Bambini disobbedienti: che fare?

obeyI bambini disobbedienti non sono poi così difficili da incontrare e ci fanno disperare perché costituiscono fonte di imbarazzo e stress per i genitori che devono imparare a gestirli e spesso anche di fastidio per terze persone che loro malgrado devono subirli. Che fare per insegnare loro ad obbedire e a comportarsi bene? Il processo è lungo e impegnativo e richiede investimento di tempo ed energie da parte dei genitori, non basta desiderarlo con forza né tentare di imporre con la forza e la decisione da adulti un certo comportamento.

Secondo quanto dichiarano gli psicologi infantili è importante cominciare sin da piccoli a guidare i bambini, anzitutto fornendo il migliore esempio e poi spiegando loro, con parole che possano comprendere e in maniera sempre più articolata man mano che crescono, perché un comportamento che riprendete è sbagliato, senza limitarvi alla sgridata, ma facendo seguire al rimprovero un momento di riflessione. Lo scopo chiaramente non è solo quello di indurre il bambino ad obbedirvi e a comportarsi bene ma anche quello di insegnare a vostro figlio a distinguere i diversi tipi di comportamento e a scegliere da solo, sentendosi sicuro di non sbagliare.

La disobbedienza inoltre è un normalissimo processo di crescita e non va represso con la violenza, purché verbale. Il bambino scopre così quali sono i limiti entro cui gli è consentito muoversi, scoprendo la socialità, l’ambiente che lo circonda, le reazioni delle persone che gli stanno intorno. Ai bambini dunque in questa fase servono risposte precise e non divieti esteriori senza alcuna spiegazione, che vivrebbero come imposizioni prive di senso. E poi siamo sicuri che si tratti sempre di disobbedienza e non invece di curiosità nei confronti di un mondo tutto da scoprire?

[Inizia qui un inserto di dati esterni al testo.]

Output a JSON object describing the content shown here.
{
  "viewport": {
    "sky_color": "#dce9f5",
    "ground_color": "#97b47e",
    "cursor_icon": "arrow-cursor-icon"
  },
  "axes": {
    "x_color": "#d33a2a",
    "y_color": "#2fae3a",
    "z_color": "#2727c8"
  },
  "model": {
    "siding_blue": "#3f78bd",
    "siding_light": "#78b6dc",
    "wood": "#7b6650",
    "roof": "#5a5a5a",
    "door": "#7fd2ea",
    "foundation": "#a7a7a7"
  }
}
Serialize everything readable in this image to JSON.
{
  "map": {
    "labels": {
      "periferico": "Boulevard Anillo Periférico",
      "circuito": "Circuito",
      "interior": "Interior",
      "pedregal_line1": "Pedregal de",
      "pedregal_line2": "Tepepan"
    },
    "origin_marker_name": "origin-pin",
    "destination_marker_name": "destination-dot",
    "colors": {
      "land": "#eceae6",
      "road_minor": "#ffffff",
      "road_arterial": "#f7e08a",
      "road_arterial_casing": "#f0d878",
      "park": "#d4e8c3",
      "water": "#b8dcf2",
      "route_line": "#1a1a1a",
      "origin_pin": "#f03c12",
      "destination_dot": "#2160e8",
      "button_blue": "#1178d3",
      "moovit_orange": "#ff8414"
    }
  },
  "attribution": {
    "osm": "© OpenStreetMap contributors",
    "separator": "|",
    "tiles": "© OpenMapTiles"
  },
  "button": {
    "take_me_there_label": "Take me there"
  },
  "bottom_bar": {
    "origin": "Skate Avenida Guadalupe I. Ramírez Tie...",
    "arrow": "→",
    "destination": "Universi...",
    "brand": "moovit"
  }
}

Gli esperti concordano nel sostenere che a partire dai tre anni il bambino inizia a comprendere meglio i discorsi che possono aiutarci a fargli comprendere quali sono i limiti entro i quali può muoversi liberamente e quelli che deve imparare a rispettare. Così cresce anche la loro capacità di autocontrollo, di comunicazione, di comprensione di meccanismi importanti nella loro capacità relazionale con il mondo. Un dettaglio importante che può fare la differenza è quella di evitare le negazioni: anziché dire “non tirare i tuoi giocattoli” dite piuttosto “riponi i tuoi giocattoli nella scatola”. Il no, il divieto, si apprende solo dopo i tre anni, quindi prima è del tutto inutile.

È altrettanto importante essere capaci di una certa flessibilità. Educarli è importante per il loro bene ma dobbiamo sempre tenere presente che sono bambini e non automi e non posso rispondere sempre ai nostri continui stimoli come vorremmo. Qualche volta siate un po’ più elastici e soprattutto stabilite poche norme, però molto chiare, creando delle routine precise per i vari compiti che vi aspettate che apprendano a eseguire quotidianamente, dal lavarsi i denti ad andare a letto ad un orario non trattabile. Seguiteli, accompagnateli e spiegate cosa non funziona. Soprattutto, siate i primi a comportarvi come vi aspettate da loro.